Sunday, November 13, 2011

Spiritual Lust


I guess I never really said good bye to you
I just assume you would do the right thing
I never had time to really grieve for my broken heart
since we were pretending to be friends
but never really tried, fucking is a friendly thing to do
but we never really did anything else, we are both at fault.
the tears I have cried about lost love
about rejection about what could have been.
The tears that roll down my face now are
Cleansing me and purging “us” out of my system
I shall forget you and chalk this up to a learning experience
and I know that is a lie, one day you will realize
that I was the one perhaps when you realize
love just isn’t working out for you and you reflex on the good ones
I pray my name comes to your mind since you’ve always
Had a way of making me feel so unimportant in your life.
I wish you the best, I wish you well, I wish you love.
“this was written about a boy I love but just wasn’t ready to love me back. I felt complete with him . I don’t bond with that many people in my life however this one had an all access pass to my heart.”

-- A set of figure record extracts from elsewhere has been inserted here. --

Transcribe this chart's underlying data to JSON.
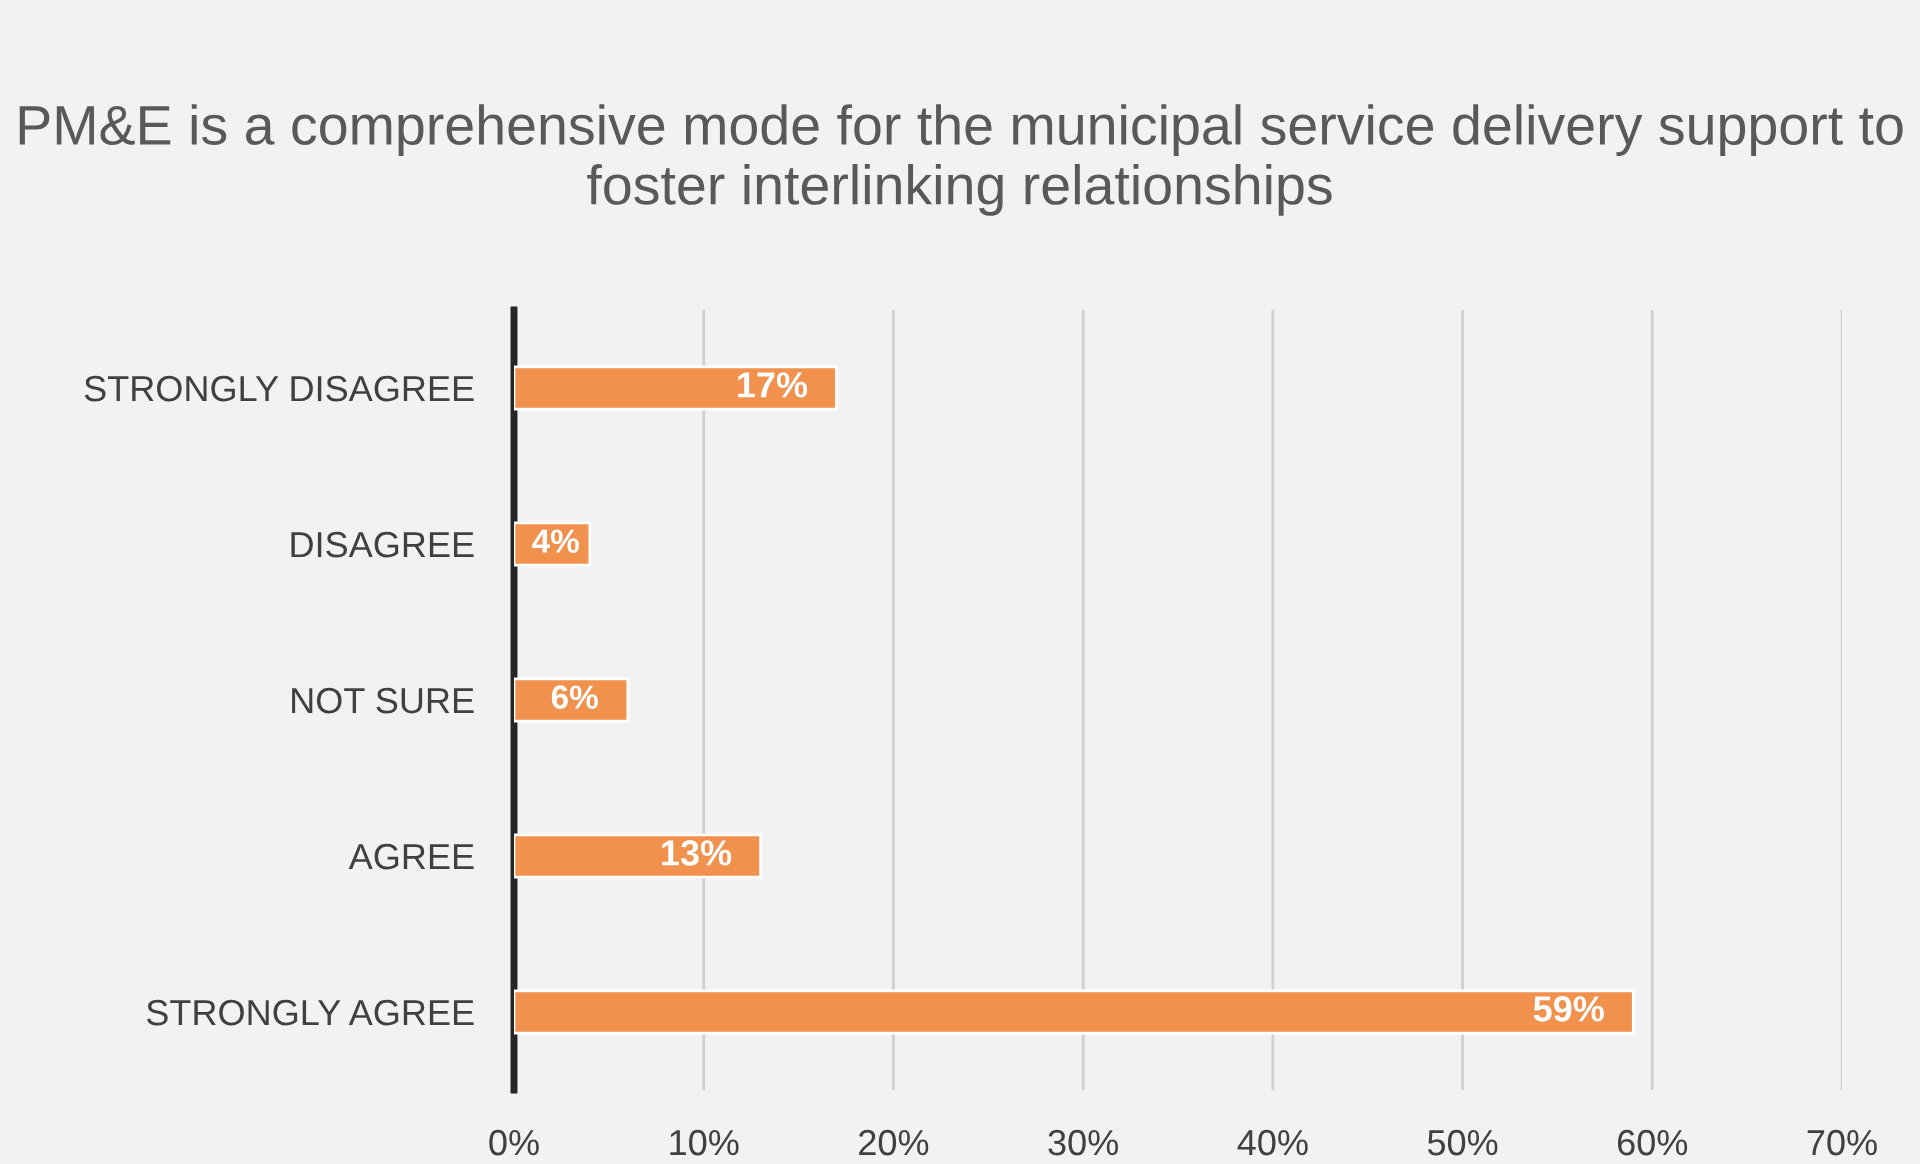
{
  "chart_data": {
    "type": "bar",
    "orientation": "horizontal",
    "title": "PM&E is a comprehensive mode for the municipal service delivery support to foster interlinking relationships",
    "categories": [
      "STRONGLY DISAGREE",
      "DISAGREE",
      "NOT SURE",
      "AGREE",
      "STRONGLY AGREE"
    ],
    "values": [
      17,
      4,
      6,
      13,
      59
    ],
    "value_labels": [
      "17%",
      "4%",
      "6%",
      "13%",
      "59%"
    ],
    "color": "#f0914d",
    "xlim": [
      0,
      70
    ],
    "xticks": [
      {
        "value": 0,
        "label": "0%"
      },
      {
        "value": 10,
        "label": "10%"
      },
      {
        "value": 20,
        "label": "20%"
      },
      {
        "value": 30,
        "label": "30%"
      },
      {
        "value": 40,
        "label": "40%"
      },
      {
        "value": 50,
        "label": "50%"
      },
      {
        "value": 60,
        "label": "60%"
      },
      {
        "value": 70,
        "label": "70%"
      }
    ],
    "grid": "x"
  }
}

Saturday, November 5, 2011

Full Circle


I was called back home
Perhaps it was to finish the process of grieving
For my mother who died 17 years before
Perhaps it was to complete my life’s journey
I did feel like I was put back on track
With my life after moving back home
A stranger pointed out “you are back on track with your life journey”
Or perhaps it was me coming home to realize
I need to keep on moving forward, keep growing, keep
Reaching and evolving as a human being.